Check out the Blog Archive for a full listing.
Saturday, April 2, 2011
The Shearer's Dream
Words: Trad (?)
Music: AL Lloyd
O I dreamt I shore in a shearing shed and it was a dream of joy
For every one of the rouseabouts was a girl dressed up as a boy
Dressed up like a page in a pantomime the prettiest ever seen
They had flaxen hair they had coal black hair and every shade between
CHORUS:
There was short plump girls there was tall slim girls and the handsomest ever seen
They was four foot five they was six foot high and every shade between
The shed was cooled by electric fans that was over every shoot
The pens was of polished mahogany and everything else to suit
The huts had springs to the mattresses and the tucker was simply grand
And every night by the billabong we danced to a German band
Our pay was the wool on the jumbucks' backs so we shore till all was blue
The sheep was washed afore they was shore and the rams were scented too
And we all of us cried when the shed cut out in spite of the long hot days
For every hour them girls waltzed in with whisky and beer on trays
There was three of them girls to every chap and as jealous as they could be
There was three of them girls to every chap and six of them picked on me
We was drafting them out for the homeward track and sharing them round like steam
When I woke with my head in the blazing sun to find it a shearer's dream
From the "Old Bush Songs" album. (This link has some brief biographical notes on AL Lloyd as well).

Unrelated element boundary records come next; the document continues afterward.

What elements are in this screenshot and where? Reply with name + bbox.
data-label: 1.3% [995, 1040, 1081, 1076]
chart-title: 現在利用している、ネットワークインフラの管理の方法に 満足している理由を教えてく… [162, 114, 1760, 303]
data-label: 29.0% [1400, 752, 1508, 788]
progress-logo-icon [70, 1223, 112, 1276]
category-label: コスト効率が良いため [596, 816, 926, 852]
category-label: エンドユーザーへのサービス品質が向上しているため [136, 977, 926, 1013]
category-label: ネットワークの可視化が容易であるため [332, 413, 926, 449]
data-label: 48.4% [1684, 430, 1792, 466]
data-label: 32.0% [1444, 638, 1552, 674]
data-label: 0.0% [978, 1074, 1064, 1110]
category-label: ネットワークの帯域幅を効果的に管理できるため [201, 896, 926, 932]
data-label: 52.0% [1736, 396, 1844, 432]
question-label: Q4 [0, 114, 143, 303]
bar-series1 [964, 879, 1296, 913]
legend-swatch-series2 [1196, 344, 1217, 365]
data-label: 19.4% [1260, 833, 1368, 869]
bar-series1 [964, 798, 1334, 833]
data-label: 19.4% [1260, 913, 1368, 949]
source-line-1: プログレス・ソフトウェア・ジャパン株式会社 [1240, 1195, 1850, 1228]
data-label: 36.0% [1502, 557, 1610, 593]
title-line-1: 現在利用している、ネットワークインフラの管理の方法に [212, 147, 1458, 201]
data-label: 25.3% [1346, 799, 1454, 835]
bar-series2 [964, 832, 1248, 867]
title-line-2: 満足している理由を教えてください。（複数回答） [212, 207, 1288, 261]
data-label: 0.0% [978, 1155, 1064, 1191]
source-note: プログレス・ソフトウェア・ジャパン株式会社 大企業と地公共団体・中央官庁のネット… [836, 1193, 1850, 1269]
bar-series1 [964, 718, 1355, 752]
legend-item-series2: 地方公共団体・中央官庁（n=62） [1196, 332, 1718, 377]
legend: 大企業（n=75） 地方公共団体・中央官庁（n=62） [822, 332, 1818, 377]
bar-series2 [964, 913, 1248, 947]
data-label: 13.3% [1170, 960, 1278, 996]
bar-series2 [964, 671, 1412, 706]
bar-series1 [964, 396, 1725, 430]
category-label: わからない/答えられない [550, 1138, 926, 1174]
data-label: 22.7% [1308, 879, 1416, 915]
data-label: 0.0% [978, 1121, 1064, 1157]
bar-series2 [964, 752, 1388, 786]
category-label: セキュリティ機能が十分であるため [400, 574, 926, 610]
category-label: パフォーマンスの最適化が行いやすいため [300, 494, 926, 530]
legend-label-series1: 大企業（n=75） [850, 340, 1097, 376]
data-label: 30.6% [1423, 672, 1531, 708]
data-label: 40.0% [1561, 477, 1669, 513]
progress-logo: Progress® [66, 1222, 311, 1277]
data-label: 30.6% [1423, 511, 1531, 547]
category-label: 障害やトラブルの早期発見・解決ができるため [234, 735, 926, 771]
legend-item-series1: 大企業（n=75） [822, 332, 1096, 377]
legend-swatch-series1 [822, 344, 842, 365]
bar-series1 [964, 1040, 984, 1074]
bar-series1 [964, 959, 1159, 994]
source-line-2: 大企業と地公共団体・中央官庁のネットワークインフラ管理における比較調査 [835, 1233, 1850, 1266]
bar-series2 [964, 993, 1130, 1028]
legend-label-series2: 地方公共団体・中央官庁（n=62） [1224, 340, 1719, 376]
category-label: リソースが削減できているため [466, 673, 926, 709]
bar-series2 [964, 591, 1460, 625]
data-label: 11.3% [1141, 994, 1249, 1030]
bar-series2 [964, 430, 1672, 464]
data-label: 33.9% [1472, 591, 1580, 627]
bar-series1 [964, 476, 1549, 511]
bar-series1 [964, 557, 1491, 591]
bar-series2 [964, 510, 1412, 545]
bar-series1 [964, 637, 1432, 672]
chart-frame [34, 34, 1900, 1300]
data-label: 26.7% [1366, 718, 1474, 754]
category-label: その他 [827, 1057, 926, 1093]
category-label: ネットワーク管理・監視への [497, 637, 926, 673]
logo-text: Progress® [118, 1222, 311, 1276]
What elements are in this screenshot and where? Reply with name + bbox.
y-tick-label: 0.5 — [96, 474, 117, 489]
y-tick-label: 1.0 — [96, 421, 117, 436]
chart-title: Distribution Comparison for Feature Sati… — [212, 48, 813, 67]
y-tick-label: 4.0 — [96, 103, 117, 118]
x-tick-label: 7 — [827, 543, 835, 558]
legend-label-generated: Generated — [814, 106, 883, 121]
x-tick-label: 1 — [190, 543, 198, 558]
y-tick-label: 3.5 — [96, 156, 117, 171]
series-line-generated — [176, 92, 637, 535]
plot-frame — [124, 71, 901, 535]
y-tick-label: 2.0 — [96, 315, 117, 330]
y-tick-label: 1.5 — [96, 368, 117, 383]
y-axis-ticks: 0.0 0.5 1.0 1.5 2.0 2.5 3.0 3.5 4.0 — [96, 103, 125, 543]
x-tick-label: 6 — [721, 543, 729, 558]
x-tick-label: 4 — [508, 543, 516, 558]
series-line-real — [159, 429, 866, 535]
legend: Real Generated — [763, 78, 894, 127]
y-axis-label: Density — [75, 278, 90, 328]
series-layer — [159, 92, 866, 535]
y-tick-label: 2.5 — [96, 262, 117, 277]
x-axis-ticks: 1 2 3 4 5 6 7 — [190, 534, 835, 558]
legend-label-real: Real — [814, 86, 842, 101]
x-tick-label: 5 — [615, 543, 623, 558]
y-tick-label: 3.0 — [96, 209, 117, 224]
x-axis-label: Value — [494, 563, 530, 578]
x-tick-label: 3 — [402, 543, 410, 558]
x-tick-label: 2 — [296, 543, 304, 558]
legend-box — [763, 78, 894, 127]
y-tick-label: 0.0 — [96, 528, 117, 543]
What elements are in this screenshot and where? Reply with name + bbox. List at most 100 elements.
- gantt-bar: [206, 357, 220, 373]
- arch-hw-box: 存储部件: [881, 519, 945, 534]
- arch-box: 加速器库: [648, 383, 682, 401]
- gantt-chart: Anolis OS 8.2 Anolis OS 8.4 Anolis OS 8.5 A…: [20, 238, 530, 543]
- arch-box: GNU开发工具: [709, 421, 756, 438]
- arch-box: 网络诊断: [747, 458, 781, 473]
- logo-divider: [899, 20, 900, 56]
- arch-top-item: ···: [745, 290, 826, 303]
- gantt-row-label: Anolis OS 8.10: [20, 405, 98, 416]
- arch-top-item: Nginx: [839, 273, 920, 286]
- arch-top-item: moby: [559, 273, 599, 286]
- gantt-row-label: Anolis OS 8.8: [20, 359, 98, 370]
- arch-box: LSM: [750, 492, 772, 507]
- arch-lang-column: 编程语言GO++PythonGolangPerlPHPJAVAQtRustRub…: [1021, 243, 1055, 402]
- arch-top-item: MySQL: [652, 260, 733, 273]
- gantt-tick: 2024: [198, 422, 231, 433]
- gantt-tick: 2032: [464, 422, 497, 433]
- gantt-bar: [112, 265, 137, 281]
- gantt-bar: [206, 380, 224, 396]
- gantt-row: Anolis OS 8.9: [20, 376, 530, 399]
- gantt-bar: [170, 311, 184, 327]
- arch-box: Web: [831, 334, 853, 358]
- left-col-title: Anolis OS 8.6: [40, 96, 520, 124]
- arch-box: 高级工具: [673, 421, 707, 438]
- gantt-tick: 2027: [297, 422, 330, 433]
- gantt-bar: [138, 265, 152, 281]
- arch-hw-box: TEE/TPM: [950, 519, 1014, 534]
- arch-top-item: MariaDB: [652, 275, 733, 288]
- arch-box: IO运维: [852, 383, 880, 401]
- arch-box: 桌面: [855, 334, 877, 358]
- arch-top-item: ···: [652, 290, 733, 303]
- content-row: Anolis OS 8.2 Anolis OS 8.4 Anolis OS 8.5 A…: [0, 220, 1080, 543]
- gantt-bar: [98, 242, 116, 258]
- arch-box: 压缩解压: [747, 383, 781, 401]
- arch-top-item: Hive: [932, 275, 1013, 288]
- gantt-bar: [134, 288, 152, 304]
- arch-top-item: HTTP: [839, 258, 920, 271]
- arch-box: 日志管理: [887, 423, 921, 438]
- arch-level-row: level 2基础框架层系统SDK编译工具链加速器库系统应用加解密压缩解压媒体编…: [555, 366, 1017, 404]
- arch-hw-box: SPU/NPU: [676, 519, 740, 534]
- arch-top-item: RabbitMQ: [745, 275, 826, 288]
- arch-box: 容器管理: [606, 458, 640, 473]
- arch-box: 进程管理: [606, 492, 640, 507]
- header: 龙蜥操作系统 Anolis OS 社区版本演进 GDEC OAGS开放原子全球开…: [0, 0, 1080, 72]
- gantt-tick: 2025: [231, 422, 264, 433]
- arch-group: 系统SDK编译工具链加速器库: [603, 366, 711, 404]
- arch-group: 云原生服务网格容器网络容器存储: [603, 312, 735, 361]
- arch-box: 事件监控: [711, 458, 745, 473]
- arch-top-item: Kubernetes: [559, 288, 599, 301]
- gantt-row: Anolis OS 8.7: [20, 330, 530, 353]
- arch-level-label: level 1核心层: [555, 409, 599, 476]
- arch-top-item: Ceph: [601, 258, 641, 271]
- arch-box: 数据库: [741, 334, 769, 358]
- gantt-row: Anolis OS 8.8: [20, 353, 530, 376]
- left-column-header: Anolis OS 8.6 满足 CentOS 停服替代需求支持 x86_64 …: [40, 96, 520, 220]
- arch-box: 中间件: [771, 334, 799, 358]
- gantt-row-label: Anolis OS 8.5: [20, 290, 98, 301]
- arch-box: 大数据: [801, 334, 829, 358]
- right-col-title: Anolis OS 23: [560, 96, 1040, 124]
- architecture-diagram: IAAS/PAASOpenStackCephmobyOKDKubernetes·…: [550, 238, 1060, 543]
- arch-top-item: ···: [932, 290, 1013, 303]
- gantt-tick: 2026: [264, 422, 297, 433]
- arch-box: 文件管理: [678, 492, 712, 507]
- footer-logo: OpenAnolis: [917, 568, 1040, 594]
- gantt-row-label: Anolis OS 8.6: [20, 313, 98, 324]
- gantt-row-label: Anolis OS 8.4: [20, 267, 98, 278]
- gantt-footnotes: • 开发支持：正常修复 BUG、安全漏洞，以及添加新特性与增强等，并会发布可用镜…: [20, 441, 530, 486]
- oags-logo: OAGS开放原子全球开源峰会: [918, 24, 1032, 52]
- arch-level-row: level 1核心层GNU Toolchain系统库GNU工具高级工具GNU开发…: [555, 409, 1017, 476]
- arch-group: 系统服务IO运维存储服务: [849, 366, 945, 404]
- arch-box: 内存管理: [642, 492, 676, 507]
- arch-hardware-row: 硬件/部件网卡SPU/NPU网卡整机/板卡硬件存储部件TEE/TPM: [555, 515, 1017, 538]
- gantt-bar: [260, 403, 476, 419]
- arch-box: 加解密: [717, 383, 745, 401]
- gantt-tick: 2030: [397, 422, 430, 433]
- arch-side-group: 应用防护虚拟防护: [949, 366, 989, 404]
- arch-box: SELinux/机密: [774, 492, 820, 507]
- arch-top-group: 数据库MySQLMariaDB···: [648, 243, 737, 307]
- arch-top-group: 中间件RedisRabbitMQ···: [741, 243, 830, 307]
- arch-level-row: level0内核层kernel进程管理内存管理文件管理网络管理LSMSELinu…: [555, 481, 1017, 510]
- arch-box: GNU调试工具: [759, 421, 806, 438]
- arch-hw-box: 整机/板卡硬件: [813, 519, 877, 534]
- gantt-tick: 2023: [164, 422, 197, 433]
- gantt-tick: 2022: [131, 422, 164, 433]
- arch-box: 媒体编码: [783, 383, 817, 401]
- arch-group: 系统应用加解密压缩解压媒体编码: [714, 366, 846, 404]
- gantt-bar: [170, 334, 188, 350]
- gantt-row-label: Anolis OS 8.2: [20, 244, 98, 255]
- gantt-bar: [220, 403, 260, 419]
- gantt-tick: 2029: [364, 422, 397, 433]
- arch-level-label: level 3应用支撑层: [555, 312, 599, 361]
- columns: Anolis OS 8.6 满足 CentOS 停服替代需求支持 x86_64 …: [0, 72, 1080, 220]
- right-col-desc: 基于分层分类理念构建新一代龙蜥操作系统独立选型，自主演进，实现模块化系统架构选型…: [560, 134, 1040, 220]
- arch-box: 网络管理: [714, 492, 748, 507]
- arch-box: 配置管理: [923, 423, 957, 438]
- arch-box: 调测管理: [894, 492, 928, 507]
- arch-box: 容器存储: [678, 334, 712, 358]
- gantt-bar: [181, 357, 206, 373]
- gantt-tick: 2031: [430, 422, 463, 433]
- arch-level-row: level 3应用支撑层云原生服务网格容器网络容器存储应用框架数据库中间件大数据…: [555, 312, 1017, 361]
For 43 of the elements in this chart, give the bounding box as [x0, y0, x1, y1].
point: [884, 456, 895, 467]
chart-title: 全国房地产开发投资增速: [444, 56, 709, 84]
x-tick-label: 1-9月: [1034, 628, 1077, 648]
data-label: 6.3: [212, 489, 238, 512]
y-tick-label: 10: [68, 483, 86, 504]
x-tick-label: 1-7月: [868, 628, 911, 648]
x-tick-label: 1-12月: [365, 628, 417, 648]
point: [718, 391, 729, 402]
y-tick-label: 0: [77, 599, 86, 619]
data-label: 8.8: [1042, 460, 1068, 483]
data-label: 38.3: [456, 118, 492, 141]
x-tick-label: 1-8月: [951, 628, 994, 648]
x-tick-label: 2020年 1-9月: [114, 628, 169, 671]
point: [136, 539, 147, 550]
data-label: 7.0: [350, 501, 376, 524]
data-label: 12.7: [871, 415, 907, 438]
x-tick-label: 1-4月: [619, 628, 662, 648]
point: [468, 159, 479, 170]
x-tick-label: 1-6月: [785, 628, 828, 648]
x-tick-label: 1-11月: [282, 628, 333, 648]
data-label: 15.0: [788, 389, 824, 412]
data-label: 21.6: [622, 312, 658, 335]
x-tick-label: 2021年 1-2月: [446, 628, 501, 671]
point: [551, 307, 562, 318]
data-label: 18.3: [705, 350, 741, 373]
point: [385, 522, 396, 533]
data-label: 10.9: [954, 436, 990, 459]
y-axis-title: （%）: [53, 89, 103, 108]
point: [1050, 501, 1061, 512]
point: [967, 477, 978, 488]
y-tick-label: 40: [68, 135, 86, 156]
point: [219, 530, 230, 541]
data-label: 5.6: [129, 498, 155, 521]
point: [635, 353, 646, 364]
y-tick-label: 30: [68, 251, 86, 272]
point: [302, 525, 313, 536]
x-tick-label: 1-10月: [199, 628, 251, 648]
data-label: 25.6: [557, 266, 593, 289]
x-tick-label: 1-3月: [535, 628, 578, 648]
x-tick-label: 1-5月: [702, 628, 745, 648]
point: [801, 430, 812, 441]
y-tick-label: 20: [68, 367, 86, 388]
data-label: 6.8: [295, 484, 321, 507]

The origins of this one are a little uncertain. This note is from the Mainly Norfolk site:
This song was first published in Children of the Bush in 1902. It is usually attributed to Henry Lawson and appears in most collections of the poet, however when John Meredith collected a version from Charles Ayger in 1957, he claimed to have heard it at school when Lawson would have been about nineteen. The tune is from A.L. Lloyd, who based it on The Girl I Left Behind.